I’m thinking an article entitled “The Guilt Of The Church” and demanding present-day restitution is pretty firmly in the camp of the vicarious/ancestor-based blood libel (putting aside whether Pius is any more or less culpable for not saving the Jews than Caiphas himself was for not saving, or for going after, Jesus). Which is fine if you really think there’s profit going down that path as to either Caiphas’s heirs or Pius’s. I don’t.

See also:

and
http://www.owlnet.rice.edu/~acarreon/during%20the%20war.htm
(demanding that the present-day Church “admit the guilt” it bears in connection with Nazism).

Your analogy is weak, Huerta88.

Would not the better analogy be to the Priesthood of the Temple, and not to “Jews” in general?

After all, those cites seem to be demanding restitution or recognition of wrongdoing from the Church, not from “Catholics” in general.

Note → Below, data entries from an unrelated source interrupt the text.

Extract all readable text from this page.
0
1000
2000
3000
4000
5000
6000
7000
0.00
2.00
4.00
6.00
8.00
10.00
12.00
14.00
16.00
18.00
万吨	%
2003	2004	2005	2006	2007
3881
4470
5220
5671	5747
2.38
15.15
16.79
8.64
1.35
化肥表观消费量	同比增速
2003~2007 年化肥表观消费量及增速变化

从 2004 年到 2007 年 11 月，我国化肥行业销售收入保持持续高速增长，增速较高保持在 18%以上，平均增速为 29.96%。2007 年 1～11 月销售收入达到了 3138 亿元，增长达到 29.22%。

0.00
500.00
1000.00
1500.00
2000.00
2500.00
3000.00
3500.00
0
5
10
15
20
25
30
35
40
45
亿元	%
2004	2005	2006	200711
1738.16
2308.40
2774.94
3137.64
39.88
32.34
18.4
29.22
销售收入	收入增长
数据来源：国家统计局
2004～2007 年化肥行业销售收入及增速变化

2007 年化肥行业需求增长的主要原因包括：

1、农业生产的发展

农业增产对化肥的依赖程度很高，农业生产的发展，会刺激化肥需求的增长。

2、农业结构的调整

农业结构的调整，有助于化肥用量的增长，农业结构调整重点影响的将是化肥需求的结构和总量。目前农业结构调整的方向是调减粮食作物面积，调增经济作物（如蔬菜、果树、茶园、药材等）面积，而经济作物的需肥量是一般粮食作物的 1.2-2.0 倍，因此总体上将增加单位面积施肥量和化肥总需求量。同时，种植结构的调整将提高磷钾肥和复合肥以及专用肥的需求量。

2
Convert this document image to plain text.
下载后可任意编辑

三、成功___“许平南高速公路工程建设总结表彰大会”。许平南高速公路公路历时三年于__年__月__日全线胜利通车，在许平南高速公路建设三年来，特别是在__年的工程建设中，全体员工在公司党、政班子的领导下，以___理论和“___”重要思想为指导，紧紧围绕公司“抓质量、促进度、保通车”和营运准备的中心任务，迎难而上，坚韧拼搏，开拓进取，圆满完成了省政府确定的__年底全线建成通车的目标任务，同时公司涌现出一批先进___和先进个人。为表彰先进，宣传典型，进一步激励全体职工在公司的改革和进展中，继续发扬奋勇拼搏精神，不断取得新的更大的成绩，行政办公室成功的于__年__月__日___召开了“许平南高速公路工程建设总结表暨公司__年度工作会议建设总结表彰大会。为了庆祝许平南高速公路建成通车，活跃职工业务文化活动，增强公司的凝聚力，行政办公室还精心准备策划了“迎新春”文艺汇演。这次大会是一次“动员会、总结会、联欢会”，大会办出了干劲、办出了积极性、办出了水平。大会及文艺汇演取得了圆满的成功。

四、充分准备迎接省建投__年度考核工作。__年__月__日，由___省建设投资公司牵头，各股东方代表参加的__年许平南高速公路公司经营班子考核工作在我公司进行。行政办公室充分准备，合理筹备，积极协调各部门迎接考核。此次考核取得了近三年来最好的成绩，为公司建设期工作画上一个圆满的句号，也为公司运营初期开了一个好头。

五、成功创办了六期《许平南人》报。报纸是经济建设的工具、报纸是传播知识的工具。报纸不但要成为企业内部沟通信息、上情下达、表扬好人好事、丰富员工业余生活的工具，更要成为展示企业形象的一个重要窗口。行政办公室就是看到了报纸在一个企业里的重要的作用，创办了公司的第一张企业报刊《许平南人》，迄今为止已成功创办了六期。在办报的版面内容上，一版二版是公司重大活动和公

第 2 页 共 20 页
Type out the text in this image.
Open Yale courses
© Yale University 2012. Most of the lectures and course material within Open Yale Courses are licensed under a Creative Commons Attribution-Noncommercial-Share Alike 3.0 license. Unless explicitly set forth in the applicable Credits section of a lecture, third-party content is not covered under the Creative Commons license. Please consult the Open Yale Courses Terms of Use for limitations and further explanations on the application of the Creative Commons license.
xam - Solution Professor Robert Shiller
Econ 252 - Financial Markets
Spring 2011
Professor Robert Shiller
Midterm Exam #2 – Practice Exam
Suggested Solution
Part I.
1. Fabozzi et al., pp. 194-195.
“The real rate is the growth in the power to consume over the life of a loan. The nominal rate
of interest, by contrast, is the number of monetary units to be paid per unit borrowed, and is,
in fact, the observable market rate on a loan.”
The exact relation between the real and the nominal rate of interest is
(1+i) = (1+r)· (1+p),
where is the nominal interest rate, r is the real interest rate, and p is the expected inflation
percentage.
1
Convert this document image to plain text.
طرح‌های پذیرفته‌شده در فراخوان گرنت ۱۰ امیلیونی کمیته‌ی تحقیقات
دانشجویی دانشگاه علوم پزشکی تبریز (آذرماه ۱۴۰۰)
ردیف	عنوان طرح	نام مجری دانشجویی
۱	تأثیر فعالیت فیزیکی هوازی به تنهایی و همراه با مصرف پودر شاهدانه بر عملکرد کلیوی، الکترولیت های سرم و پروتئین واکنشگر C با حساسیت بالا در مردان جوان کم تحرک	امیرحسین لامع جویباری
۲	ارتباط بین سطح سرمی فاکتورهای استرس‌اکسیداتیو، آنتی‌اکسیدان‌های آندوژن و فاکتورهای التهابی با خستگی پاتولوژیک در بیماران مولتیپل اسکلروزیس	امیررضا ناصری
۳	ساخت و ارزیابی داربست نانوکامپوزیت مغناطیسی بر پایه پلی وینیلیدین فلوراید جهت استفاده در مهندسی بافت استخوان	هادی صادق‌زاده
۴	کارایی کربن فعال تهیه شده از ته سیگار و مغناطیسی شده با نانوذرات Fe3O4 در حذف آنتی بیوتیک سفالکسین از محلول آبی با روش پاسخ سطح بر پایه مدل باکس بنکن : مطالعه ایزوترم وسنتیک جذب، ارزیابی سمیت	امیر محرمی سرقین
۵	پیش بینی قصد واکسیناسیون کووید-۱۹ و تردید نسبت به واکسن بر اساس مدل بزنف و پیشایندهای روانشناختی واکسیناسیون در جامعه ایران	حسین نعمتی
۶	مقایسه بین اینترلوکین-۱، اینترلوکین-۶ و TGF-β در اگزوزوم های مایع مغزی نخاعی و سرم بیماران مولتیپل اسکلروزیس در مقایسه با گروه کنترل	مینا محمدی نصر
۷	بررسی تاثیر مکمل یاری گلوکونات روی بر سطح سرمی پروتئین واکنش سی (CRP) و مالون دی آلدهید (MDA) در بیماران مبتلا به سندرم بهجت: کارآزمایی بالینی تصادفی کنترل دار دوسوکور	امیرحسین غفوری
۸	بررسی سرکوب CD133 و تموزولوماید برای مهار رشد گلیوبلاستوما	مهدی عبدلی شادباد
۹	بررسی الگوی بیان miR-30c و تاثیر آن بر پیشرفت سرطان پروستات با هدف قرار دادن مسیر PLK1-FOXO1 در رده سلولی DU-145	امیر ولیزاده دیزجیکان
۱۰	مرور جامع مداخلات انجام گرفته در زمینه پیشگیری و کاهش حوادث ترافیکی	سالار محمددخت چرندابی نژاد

So the argument would go “accusing the Church these days of failure or complicity during the Nazi era is like accusing the Priesthood of the Temple of institutional failure or complicity in the case of the death of Jesus”.

Which points out two further problems with the analogy: (1) the Priesthood of the Temple no longer exists, and hasn’t existed for a couple of thousand years or so; and (2) it is not certain that Jesus ever existed at all; he could easily be a mythological character.

No, I don’t think blaming the death of a mythological character on an institution that doesn’t exist any more is quite the same as blaming an institution that does exist for failures during an all-too-real disaster of human evil that happened within living memory.

Whether an institution can be blamed for failures (rather than individuals), or whether these particular individuals and institutions should be blamed at all, is a totally different argument. On its face, your argument by analogy is worthless.